A mon bonheur je rencontre un couple français avec un guide francophone. Je découvre ce que c’est un vrai guide, son apport dans de telles visites est capital.

Borobodour est le plus grand temple bouddhiste du monde. 3 étages carrés représentant les niveaux terrestres, 3 autres en disque pour le nirvana, et un intermédiaire. Les disciples commencent leur instruction au premier niveau pour arriver au nirvana, ils peuvent monter les niveaux comme redescendre.

Sur les murs des dessins retracent des histoires et des enseignements. Une tortue qui sauve un peuple du déluge puis devient prêtre et enseigne la sagesse au peuple ; Un singe qui meurt heureux car il a fait du bien, …etc. Les histoires sont évidement plus compliquées que ca, avec des réincarnations, dans des hommes ou des animaux, si c’est en un chien c’est la pire des punitions, en un singe c’est une autre histoire. C’est pour cela que les bouddhistes ne mangent pas de viande. Le 1er Bouddha, Cidarta, a écrit le Darma.

L’ossature du temple est un vrai puzzle 3D de pierres de toute taille. Construit au 9ème Siècle, le royaume avait sa capitale dans l’actuel Cambodge, où des temples construits par le même Roi existent toujours.

Maintenant, direction Kaliurang, site proche du Merapi, le volcan le plus actif d’Asie du Sud. J’ai pensé à l’escalader pour voir la lave, mais l’agence prévient que le guide peut décider de rebrousser chemin à 200 m du sommet s’il juge que le volcan est très actif. L’Indonésie est la zone la plus active du globe (rapport volcans éruptions) avec ses 400 volcans dont 70 sont toujours en activités.

Direction Parambanan. Très intéressant vu qu’il s’agit de plusieurs temples hindouistes colossaux où on peut faire facilement le tour, venir et revenir pour prendre des photos. Le Dieu dans l’hindouisme a trois formes, la trinité : Civa (Shiva), Wisnu, et Brahmâ ; le destructeur, le protecteur, et le constructeur. A chacun son temple, avec un style différent des Bouddhistes les sculptures sont un peu plus raffinées, les escaliers sont imposants.
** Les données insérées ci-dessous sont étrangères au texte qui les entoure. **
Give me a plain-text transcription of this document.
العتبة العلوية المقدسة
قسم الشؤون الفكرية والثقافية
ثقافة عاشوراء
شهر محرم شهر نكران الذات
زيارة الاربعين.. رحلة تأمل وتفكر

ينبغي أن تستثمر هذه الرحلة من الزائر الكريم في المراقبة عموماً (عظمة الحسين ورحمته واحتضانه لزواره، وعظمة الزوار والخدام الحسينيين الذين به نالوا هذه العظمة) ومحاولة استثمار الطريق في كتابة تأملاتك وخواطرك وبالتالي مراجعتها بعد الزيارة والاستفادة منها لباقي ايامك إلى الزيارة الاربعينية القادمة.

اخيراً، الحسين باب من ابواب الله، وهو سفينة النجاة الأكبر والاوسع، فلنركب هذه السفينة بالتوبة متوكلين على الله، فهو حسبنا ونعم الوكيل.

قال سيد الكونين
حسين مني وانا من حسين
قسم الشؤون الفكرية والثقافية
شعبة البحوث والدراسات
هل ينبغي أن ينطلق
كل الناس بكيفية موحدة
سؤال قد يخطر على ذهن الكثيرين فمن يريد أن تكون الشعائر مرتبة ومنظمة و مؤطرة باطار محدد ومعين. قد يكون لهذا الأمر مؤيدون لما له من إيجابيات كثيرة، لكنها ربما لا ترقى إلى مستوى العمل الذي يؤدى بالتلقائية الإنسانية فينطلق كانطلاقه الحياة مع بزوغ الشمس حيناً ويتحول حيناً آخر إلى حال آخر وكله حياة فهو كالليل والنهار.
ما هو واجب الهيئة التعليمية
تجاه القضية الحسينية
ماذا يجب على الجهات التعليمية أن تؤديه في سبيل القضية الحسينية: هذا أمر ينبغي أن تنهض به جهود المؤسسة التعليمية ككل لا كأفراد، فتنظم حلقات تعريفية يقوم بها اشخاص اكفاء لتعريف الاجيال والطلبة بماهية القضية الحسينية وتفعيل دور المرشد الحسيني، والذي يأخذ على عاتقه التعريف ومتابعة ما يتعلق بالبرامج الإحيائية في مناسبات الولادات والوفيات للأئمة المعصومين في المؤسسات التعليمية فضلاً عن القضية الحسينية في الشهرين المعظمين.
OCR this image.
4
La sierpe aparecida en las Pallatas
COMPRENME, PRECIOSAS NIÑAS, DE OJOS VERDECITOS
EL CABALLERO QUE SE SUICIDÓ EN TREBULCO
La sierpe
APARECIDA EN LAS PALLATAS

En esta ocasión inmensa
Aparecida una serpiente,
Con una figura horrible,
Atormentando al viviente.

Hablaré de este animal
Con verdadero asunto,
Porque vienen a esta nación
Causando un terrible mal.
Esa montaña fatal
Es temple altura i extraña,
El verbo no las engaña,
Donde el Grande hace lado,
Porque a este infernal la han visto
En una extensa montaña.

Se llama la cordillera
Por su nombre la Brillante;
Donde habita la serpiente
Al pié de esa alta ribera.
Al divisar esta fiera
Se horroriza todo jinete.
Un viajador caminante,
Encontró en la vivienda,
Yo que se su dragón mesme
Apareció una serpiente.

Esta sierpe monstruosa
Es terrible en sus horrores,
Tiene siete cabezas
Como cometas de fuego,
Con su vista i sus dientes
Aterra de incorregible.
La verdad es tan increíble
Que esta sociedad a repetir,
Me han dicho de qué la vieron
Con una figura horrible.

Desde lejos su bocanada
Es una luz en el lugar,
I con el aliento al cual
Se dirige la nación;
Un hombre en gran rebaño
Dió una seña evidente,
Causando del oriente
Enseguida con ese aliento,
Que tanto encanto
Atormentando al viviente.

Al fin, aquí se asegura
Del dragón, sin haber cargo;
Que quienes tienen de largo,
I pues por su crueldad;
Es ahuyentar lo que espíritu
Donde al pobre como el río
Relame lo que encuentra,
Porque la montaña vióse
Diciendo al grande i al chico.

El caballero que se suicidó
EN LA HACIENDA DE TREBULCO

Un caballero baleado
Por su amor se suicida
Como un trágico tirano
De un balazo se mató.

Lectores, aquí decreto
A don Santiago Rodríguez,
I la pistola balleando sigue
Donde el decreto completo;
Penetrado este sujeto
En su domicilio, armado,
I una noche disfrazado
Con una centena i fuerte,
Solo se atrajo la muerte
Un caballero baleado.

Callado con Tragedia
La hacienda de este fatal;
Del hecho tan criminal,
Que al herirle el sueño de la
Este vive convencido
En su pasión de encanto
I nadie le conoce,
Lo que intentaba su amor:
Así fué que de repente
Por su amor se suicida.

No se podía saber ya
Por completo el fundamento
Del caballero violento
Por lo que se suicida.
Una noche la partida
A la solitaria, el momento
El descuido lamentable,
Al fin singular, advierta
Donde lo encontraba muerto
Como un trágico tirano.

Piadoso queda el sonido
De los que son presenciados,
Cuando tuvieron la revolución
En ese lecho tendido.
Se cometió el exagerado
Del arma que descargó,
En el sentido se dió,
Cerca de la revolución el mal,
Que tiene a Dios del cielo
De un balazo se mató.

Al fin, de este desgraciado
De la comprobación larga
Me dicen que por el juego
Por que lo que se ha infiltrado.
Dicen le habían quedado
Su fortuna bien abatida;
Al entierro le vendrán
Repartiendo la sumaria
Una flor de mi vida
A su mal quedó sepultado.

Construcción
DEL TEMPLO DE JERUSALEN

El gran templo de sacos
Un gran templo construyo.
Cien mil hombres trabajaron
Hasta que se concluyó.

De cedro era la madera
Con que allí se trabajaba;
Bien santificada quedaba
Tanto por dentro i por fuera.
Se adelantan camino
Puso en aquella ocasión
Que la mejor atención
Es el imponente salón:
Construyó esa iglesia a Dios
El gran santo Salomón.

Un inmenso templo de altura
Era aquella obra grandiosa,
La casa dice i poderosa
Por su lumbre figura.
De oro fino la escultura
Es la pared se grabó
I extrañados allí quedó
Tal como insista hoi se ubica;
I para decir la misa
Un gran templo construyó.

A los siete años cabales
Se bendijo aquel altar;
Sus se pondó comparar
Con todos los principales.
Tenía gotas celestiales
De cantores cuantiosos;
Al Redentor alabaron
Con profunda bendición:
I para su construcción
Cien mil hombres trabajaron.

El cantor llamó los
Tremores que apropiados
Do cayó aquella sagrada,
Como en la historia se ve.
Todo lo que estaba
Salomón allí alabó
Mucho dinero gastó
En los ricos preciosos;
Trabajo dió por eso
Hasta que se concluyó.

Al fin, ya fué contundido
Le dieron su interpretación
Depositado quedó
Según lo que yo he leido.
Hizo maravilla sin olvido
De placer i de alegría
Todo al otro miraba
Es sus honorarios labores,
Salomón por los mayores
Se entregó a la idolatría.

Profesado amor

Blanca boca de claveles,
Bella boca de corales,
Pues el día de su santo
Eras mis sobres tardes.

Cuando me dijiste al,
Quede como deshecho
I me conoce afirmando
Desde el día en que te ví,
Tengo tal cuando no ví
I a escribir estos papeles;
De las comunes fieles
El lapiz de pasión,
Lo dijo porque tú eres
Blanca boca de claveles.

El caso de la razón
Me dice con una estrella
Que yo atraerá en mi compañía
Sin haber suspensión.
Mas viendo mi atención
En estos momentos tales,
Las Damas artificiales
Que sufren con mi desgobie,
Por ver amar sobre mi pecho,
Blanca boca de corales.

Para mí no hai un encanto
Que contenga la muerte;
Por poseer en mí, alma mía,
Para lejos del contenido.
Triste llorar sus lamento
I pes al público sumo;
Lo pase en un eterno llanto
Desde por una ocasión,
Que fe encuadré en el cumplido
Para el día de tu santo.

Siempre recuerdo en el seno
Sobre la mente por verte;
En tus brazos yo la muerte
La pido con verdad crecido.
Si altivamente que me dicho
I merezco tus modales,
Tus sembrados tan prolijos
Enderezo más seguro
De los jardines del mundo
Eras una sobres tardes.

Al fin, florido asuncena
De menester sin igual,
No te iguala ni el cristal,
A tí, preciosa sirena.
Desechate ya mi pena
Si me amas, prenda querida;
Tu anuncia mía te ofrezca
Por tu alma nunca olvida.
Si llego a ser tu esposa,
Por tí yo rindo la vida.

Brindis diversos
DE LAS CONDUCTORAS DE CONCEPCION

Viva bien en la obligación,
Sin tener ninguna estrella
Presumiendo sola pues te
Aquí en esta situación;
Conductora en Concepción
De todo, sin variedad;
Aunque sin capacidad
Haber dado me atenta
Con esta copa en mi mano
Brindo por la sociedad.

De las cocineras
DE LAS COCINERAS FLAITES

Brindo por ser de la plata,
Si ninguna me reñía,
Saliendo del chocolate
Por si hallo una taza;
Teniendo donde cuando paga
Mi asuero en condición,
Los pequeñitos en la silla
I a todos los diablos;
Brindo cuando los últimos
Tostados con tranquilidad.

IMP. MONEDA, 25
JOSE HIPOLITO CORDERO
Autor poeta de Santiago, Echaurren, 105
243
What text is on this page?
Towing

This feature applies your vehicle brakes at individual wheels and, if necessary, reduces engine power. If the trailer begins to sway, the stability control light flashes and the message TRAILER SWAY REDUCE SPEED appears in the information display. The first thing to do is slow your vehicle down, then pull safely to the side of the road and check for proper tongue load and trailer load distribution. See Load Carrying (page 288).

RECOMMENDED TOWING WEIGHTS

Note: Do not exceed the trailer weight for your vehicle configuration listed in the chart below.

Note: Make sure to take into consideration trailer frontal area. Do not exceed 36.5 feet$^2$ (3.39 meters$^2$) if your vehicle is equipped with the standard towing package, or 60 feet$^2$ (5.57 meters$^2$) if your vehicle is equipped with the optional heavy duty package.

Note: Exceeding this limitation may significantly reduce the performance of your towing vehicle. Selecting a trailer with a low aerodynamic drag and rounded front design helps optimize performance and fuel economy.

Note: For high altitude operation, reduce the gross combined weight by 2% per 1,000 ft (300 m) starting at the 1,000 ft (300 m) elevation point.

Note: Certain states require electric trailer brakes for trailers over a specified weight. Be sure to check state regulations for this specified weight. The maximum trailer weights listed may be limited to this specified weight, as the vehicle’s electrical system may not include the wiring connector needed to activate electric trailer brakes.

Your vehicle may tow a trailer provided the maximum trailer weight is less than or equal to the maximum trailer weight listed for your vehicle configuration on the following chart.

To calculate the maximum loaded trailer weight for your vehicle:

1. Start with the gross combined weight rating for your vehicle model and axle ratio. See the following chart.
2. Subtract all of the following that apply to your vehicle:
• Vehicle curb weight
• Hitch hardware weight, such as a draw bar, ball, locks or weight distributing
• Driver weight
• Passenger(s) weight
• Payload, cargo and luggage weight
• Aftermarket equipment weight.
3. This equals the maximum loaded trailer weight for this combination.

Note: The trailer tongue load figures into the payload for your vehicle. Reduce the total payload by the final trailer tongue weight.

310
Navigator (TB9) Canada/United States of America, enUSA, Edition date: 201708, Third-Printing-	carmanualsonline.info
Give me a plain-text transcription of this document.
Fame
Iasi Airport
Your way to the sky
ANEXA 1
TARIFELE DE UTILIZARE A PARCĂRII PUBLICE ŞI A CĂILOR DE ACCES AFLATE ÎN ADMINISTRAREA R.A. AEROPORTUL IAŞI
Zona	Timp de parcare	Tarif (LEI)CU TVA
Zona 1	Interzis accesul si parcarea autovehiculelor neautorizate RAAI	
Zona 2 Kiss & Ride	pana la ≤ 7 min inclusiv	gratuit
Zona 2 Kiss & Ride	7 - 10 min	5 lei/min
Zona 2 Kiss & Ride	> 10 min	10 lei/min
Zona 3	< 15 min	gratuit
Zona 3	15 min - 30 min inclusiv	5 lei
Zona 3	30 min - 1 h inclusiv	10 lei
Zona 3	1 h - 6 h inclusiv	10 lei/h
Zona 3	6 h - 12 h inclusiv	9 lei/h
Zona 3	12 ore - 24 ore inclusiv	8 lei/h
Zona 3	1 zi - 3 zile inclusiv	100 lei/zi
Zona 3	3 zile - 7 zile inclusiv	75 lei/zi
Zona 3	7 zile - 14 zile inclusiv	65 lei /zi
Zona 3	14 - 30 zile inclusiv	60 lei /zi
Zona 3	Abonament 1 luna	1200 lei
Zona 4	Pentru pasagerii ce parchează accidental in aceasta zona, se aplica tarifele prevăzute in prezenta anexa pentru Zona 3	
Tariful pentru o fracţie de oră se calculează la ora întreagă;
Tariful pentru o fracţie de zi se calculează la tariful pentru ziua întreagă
Un peux de marche la nuit à Yogja. C’est très mignon comment tout le monde s’assoit sur les trottoirs pour discuter, jouer de la musique, manger, boire, dormir, glander. La sécurité est totale. Je pic-nic dans un restaurant sur le trottoir, j’aurais droit à un portrait au crayon.

Dans un théâtre à ciel ouvert, j'assiste à une formidable et grandiose pièce théâtrale de marionnettes, entrée gratuite. Sauf que quand tous rigolent, moi je n’y comprends rien et je reste hors sujet, les dialogues sont en indonésien, mais intéressant à voir quand même.

Quand on me demande d'où je suis et je dis : " I'm from Algeria ", on me dit : " ah ! el-dajazair ! zidane ! ", plusieurs fois.

26 septembre : Le festival de Kraton

Aujourd’hui, c’est le grand festival de Kraton, il se déroule un peu partout dans la ville, l’office de tourisme donne le programme avec toutes les explications.

Matinée, spécialités culinaires à sosrowijayan, dégustation gratuite. Tranches de bananes enrobées de sauce sucrée, des dérivées de riz fris, des trucs impossibles à reconnaître et d’autres difficile à avaler vu qu’on et pas habitué, on nous fait goutter avec beaucoup de joie et un grand sourire. Je ne m’y attarde pas trop.

Pasar ngasem, le marché des oiseaux. En fait, c’est aussi un marché de fruits et légumes, de poissons, de serpents, de tortues, de vers de terre, de volailles, et j’en passe.

Un jeune me fait visiter les quartiers, puis les ruines du harem du Sultan, et pour finir, la vieille ville et ses quartiers étroits et chahutés, pour atterrir chez lui et tenter de me faire acheter ses toiles. Par endroits, ces quartiers sont très typiques, des villas très mignonnes avec des jardins bien entretenus avec beaucoup de goût.

Les mêmes histoires avec les toiles batik. A 150.000 l’unité, je finis par en prendre 2 à 80.000 Rps.

On perd le Nord facilement, surtout si on s'arrête dans un magasin, on ne sait plus d’où on est venu, je tourne en rond.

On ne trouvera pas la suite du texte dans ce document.